I think it was because the press dubbed Gloria Vanderbilt the “poor little rich girl” during the highly publicized court battle over her legal guardianship in 1934, and the catchphrase lived on.
Thanks for all that has been contributed so far, but…
Gimme, gimme, gimme!
um…Please? I would really love not to have just the name of one movies about harmless ghosts, but all of the one you know of, RC. A straight out list would be just dandy. Also, thanks to everyone, but please, keep it coming.
I always figured that Casper, his classmates (Boil, Ghoul, etc) and the teacher probably all died together in some horrible fire. Why else would you have so many ghosts of children in one place like that?
Yeah, but they’re definitely different people, because they had crossovers in their comic books. The one I remember had the plot that they looked so much a like that Casper could put on a wig, makeup and clothes and impersonate Richie. I believe there was some evilness afoot where bad guys were after Richie, maybe with guns or darts or something that went straight through Casper without hurting him.
And this was before The Simpsons ever came out, way back when I was a youngster.
AtKomikWerks, Keith Giffen has the first few issues of his classic 80s comic book, Video Jack up. It involves the supernatural, but it’s really not on topic, so…
Oh, oh, I’ve got it. Henrietta Hex Jr is on the same site, and it has friendly for kids ghost hunting:
P.S. I meant to put the following words into the name of this Thread, but I forgot. So behold the title of my dreams:
**Children shouldn’t play with dead things, but they do anyway. ** Beetlejuice, Casper, et. all.

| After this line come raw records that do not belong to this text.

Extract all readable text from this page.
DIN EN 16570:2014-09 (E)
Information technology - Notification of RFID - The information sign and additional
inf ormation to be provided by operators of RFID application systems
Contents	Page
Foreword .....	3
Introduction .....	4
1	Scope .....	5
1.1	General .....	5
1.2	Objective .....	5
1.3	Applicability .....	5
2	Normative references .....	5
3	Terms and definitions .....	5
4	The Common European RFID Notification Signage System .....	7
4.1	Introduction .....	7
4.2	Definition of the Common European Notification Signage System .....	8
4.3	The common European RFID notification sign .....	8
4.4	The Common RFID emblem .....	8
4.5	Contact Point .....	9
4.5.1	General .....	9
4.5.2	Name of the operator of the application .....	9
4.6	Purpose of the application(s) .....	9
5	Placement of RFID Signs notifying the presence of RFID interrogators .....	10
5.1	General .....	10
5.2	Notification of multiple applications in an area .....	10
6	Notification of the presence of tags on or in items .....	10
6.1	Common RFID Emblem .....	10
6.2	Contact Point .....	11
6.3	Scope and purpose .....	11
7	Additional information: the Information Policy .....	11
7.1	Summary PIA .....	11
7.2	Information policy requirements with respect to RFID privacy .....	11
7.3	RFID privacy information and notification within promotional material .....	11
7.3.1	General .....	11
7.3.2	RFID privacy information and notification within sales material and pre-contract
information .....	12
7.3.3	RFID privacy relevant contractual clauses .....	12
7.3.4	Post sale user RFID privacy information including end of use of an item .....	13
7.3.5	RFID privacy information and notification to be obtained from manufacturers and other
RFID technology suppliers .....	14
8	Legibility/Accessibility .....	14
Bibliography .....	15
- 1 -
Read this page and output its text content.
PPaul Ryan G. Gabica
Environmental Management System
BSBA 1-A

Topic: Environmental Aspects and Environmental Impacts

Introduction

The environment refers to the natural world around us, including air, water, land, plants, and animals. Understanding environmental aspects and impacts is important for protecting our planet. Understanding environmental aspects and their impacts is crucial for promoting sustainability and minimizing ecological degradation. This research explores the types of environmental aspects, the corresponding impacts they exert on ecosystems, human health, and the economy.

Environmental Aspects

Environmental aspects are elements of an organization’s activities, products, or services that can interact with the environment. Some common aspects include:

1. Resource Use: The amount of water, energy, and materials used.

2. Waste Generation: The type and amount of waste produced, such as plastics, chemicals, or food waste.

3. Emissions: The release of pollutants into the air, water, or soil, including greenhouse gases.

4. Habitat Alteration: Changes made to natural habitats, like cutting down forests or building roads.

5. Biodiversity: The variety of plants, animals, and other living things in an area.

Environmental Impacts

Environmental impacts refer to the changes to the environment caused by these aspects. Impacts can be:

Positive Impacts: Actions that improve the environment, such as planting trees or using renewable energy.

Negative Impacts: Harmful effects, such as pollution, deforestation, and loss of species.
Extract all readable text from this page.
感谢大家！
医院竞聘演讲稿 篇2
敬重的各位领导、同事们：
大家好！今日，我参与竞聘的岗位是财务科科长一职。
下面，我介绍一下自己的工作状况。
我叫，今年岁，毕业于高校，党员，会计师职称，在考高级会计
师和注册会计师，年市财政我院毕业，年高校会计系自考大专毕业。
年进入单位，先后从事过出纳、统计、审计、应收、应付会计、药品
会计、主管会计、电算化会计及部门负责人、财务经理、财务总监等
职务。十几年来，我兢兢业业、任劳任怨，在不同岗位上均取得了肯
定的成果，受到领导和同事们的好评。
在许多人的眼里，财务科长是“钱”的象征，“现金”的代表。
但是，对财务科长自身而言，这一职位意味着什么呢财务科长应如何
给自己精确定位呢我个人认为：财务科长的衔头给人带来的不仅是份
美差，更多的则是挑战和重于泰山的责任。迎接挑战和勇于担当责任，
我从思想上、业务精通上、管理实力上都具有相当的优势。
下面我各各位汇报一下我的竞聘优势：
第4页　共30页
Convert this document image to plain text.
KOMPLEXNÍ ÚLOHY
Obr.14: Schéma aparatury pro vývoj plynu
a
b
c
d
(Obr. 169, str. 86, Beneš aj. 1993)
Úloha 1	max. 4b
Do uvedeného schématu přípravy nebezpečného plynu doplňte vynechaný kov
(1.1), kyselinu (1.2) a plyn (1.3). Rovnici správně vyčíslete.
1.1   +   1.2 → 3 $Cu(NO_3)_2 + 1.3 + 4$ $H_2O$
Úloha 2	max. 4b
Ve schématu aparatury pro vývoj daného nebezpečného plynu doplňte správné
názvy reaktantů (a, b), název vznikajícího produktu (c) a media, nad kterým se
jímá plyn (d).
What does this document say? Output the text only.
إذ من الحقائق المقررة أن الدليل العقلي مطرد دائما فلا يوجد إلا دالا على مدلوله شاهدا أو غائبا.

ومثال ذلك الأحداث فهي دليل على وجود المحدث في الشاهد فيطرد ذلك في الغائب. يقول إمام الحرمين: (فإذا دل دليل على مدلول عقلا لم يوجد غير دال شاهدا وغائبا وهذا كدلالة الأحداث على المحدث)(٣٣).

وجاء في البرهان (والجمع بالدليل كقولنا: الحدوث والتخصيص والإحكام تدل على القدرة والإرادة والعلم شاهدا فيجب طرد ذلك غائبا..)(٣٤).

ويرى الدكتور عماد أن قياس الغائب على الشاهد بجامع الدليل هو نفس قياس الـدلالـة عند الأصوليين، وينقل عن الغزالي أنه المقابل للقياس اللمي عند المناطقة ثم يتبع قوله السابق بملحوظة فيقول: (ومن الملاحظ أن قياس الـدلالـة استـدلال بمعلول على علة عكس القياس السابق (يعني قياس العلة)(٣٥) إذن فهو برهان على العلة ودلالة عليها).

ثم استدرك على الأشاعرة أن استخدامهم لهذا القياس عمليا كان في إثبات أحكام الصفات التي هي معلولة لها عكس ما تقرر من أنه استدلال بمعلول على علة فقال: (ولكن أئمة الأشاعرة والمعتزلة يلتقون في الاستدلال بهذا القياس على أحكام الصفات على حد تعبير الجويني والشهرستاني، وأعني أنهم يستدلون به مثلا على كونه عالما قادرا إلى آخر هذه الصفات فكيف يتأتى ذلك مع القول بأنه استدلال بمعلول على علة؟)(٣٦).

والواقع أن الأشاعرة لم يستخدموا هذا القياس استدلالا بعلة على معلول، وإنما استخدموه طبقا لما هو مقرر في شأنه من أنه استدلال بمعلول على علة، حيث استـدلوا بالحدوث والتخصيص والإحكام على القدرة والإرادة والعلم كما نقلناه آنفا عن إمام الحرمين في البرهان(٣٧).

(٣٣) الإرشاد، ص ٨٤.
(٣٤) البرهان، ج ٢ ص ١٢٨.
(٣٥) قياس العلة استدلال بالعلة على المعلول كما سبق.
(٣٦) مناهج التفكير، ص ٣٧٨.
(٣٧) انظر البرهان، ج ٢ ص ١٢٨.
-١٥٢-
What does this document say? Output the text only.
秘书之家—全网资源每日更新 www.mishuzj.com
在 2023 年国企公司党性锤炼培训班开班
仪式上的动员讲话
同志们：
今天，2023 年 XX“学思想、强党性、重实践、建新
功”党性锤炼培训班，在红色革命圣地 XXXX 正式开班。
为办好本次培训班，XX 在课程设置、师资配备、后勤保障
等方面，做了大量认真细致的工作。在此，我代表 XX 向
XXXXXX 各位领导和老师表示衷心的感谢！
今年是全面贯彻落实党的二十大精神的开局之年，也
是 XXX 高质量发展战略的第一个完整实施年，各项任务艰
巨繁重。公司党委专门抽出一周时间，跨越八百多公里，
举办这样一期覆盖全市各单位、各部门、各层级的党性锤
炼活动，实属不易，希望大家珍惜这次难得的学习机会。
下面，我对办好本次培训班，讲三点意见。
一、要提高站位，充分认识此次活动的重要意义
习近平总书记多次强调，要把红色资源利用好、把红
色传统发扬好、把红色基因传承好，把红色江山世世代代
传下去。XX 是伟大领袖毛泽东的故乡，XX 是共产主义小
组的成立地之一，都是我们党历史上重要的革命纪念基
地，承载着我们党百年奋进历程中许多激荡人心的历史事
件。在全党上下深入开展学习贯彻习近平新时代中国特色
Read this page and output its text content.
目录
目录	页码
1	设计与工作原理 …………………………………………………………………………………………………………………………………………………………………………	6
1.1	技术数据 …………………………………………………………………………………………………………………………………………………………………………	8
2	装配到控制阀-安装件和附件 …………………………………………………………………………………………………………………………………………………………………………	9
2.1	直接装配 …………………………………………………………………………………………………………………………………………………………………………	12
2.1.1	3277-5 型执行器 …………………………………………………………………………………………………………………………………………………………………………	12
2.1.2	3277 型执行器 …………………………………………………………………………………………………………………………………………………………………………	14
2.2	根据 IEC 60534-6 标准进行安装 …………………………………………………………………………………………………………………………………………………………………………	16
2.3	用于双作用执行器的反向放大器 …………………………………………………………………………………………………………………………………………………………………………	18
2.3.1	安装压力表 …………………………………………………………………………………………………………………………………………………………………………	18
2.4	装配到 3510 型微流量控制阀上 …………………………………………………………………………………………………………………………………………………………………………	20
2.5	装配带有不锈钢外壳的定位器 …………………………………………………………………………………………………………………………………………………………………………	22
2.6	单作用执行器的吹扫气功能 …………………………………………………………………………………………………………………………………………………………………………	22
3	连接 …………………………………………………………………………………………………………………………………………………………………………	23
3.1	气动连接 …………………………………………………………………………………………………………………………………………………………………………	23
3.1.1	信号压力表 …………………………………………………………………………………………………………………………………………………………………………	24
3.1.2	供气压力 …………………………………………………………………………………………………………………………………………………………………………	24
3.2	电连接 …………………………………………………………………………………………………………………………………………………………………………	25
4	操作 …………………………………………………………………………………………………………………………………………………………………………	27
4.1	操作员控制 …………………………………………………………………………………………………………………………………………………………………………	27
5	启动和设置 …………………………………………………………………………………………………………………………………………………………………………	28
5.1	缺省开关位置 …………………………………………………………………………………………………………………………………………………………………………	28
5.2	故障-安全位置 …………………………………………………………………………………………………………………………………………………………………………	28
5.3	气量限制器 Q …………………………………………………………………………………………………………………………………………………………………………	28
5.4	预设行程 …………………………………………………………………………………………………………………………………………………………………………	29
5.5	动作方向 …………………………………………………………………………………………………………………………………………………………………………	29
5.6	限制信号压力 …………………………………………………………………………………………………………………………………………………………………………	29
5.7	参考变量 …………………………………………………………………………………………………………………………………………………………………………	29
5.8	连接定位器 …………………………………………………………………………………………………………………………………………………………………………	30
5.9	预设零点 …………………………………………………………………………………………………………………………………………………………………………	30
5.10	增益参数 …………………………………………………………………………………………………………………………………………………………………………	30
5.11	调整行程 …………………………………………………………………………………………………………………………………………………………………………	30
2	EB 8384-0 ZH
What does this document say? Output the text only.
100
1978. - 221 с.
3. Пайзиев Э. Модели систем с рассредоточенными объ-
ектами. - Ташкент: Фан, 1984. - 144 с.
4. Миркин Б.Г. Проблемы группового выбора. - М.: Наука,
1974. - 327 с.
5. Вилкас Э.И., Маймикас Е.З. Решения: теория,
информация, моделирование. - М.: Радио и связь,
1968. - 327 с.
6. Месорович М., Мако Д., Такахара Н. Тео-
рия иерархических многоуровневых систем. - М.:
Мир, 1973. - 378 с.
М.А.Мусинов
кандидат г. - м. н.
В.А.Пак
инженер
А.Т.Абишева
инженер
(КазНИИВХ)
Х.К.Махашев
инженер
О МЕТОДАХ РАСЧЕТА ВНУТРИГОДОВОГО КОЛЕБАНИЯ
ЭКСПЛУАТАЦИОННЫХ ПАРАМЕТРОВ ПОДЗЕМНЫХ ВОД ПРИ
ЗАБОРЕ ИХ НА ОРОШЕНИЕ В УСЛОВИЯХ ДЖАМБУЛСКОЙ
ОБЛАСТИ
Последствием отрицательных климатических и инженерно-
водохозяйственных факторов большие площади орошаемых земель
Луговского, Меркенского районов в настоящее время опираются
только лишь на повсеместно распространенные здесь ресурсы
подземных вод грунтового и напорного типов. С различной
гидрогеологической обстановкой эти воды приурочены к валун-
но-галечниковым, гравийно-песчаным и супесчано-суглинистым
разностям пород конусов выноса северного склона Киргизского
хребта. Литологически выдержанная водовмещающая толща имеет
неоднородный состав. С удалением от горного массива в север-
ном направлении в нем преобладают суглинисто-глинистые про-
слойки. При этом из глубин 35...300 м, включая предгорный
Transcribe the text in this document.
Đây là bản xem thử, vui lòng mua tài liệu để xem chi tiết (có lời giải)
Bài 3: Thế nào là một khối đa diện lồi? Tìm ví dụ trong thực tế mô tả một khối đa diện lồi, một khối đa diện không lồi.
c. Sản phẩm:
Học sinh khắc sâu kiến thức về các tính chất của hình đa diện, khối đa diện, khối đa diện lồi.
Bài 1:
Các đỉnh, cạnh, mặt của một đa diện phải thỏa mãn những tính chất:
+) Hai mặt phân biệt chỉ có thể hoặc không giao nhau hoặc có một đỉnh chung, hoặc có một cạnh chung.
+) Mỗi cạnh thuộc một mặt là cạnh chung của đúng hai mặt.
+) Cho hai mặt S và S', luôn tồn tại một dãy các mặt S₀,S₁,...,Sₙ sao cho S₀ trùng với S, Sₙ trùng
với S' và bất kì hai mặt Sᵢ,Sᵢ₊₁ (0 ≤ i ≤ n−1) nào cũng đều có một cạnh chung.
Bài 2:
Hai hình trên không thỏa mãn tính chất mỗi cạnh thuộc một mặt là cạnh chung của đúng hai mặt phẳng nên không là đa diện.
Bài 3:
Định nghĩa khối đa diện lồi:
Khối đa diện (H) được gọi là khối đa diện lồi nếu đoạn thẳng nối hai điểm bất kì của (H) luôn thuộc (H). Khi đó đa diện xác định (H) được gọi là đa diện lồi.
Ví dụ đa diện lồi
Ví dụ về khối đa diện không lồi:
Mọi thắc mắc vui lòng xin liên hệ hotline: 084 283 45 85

…and that’s ignoring the fact that in the Harveyverse, pretty much everybody looked like Richie Rich, so the Casper connection isn’t definitive.
I remember the issue where Casper dressed up like Richie, though (I was quite the Harvey fan in my childhood, owning pretty much every Richie Rich comic published between 1974 and about 1979). I’m pretty sure it was an early issue of “Richie Rich and Casper” (which kinda makes sense) but it might have been an earlier, pre-RR&C issue.
BTW, back in the mid '70s “Crazy” magazine published a “Casper the Friendly Dead Kid” bit which was actually pretty morbid–I think the kid died rather violently (car accident, maybe)? Anybody else remember this? I wish I still had it.